Some jobs require a person to work on the Sabbath. Does the law require you to work on your Sabbath, or does your employer have to accommodate your religious beliefs and let you go to church (or mosque or synagogue or temple)? As attorneys love to say, that depends. Two recent cases in late 2012 give some idea of how employers’ and employees’ rights are balanced in the context of time off for worship. Both cases are based on Title VII, which prohibits employers from discriminating based on religion (and includes all aspects of religious observance and practice)—unless the employer can demonstrate that it cannot reasonably accommodate the religious observance without undue hardship.
The first is Porter v. City of Chicago, No. 11-2006 (7th Cir. Nov. 8, 2012). Porter worked in the Field Services Section of the Chicago Police Department. Originally, the FSS worked with Porter so she could have Sundays off for church. After an absence of nine months for pregnancy and medical leave, Porter was not assigned to the Sundays-0ff group, because of balance in the work force. She asked to be changed to Sundays-off, and was told that would happen when there was an opening in that group. She was also offered the option of working a late Sunday shift so she could go to church first. Porter started missing Sundays and was counseled for poor performance. Eventually, she quit, and sometime later she filed suit claiming discrimination based on religion.
At this stage, the court assumed that Porter had shown religious discrimination. The court decided that FSS had offered a reasonable accommodation. First, she could work a later shift on Sundays, and second, she could later be moved to the Sundays-off group when there was an opening. The Seventh Circuit agreed with the trial court that judgment should be granted for the employer.
The second case is Equal Employment Opportunity Commission v. Thompson Contracting, No. 11-1897 (4th Cir. Dec. 14, 2012). The EEOC filed this suit on behalf of Banayah Yisrael, on the grounds that Thompson did not accommodate his need for Saturday Sabbath observance. Thompson frequently had to run its dump trucks on Saturday to meet deadlines and make up for days lost due to bad weather. Thompson had 8 drivers with a commercial driver’s license and sometimes needed to rent additional independent contractor dump trucks as well.
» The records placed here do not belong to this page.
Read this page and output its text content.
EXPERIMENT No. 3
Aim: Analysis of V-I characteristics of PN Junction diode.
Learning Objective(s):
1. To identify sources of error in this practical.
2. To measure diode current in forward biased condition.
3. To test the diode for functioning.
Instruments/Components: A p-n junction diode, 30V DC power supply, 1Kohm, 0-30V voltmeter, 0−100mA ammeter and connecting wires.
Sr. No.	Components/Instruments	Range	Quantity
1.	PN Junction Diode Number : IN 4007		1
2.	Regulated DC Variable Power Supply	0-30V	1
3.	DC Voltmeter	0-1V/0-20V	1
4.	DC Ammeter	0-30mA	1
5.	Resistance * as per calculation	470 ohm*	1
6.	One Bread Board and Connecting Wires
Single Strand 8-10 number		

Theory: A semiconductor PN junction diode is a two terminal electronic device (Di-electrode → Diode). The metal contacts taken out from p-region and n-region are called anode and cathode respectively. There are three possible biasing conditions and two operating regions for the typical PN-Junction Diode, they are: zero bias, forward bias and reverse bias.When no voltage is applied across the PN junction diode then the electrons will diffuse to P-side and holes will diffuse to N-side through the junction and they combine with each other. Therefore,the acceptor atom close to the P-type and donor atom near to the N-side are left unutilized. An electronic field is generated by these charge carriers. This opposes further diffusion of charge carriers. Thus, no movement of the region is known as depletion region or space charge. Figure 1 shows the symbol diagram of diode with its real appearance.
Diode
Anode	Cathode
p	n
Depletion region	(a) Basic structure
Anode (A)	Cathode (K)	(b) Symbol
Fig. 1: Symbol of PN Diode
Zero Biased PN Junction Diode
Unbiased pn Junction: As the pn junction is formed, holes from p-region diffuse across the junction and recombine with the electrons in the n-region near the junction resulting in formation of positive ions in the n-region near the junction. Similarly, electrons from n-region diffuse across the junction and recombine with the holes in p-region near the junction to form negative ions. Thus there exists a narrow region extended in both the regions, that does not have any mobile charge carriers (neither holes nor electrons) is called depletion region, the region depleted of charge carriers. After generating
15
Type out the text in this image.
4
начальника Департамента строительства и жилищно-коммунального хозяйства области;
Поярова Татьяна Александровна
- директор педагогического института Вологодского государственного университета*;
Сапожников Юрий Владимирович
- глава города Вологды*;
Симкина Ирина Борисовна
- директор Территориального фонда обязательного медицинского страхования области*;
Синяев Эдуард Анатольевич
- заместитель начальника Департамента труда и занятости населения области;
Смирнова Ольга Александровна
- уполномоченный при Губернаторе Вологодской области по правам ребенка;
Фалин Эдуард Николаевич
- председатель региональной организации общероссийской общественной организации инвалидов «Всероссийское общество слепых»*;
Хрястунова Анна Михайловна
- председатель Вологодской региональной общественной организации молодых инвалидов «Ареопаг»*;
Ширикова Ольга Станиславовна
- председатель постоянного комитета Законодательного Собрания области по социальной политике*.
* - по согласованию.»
Yisrael missed several Saturdays when he was scheduled to work. All the other dump truck drivers worked on those days, and on two of the days, independent contractor dump trucks were hired as well. After the third time, Yisrael was fired. Again, the district court considered the reasonable accommodation issue. Yisrael had signaled he would not be happy in another position that was not as critical for weekend work. The court concluded that it would be a hardship for his employer to accommodate Yisrael. Operating a Thompson dump truck cost about $100 a day, but an independent contractor dump truck cost $50-100 per hour. And if the dump truck did not run, Thompson lost revenue. Having substitute drivers would mean training more people. To accommodate Yisrael would mean either spending more money on an independent contractor or having Yisrael’s fellow drivers work harder to make up for his absence. The district court concluded that was an undue hardship, and the Fourth Circuit agreed.
While the facts of each case are different, which creates employment for employment law attorneys, the general principle is that the employer should try to accommodate the employee. But if doing so causes financial loss to the company or hardship on other employees, it may not have to. The employee may have to accept a less than ideal situation. In Yisrael’s place, he probably could have worked another general equipment job and given up the dump truck. In Porter’s case, she probably could have worked a later shift on Sundays.
As a practical tip, try to be the kind of employee who wins favor. Yisrael had been fired once before for marijuana use, not a good thing for a heavy equipment driver. Porter had just taken 9 months off work. These facts don’t affect the legal analysis, but may affect whether the company wants to try harder than the law requires to accommodate you.